第55話
徐にこちらへ向けられた神崎の腕。
その手のひらから、紅蓮の火球が飛んできた。
「うおおっ!?」
かなりのスピードで飛んできたそれを…俺は間一髪で避ける。
神崎がにやりと笑った。
「へぇ、今のを避けるのね」
「…っ、危ねぇっ、だろっ…何しやがるっ!!」
あと少し反応が遅れていたらモロに食らっていた。
この女は俺を殺す気か。
「さっさと認めないあなたが悪いんでしょう?ほら、まだまだこんなもんじゃないわ。ぼんやりしてると当たっちゃうわよ」
そう言った神崎の周りに、数十の火球が浮かび上がった。
「じょ、冗談だろ…?」
「ふふ…本気よ」
俺はバッと後方へ飛び去る。
直後、神崎の周りの火球が一斉にこちらへ向かって飛んできた。
直線で迫ってくるのではなく、ぐにゃぐにゃと軌道を変え、様々な方向から俺を狙う。
「うおっ!?うおおおっ!?」
俺はしゃがみ、ジャンプし、様々に体制をかえながら、なんとか全てを避けようと奮闘する。
だが、あまりにも数が多すぎた。
最後の方にきた一発を右肩の辺りに食らってしまう。
「ぐあっ!?」
体が吹き飛ぶ。
ガシャン!!
宙をまった俺の体はフェンスに叩きつけられた。
「くぅ…痛…くはないな」
衝撃によるダメージは大したものではなかった。
だがもっと深刻な問題が。
「うあちちち!!!」
炎が燃え移り、俺の制服を燃やす。
俺は慌てて制服を叩くが、なかなか炎は消えない。
…と。
「ウォーター!」
バシャア!!
「冷たっ!?」
突如水球が飛んできて、俺の肩に命中した。
炎を完全にかき消すと共に、俺は全身ずぶ濡れになる。
「あぁ…俺の制服が…」
焼け焦げ、損失した自分の肩口を見て俺が悲痛な声を漏らす中、神崎がこちらへ近づいてくる。

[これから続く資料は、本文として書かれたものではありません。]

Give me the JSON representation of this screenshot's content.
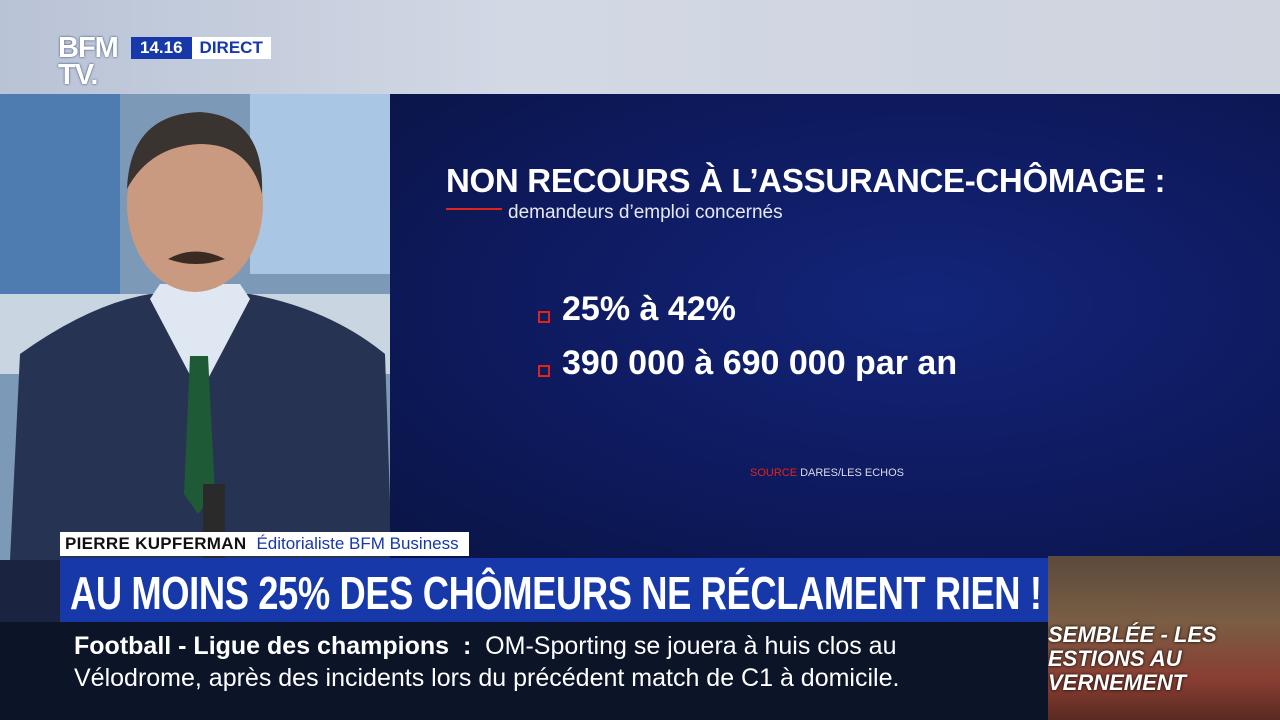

「さて、そろそろ認める気になったかしら?それともまだやる?」
「ギブギブ!!わかったから!もう魔法を使うのはやめてくれ!!」
「それは異世界への行き方をあなたも知っていると言うことかしら?」
「そうだ!!俺は異世界への入り口を知っている!この身体能力もそのおかげだ!!お、お前もそうなんだろう…?」
これ以上攻撃されるとたまらないため、俺は早口で捲し立てる。
すると、神崎はようやく腕を下ろしてくれた。
それからこちらへ向けてにっこりと笑う。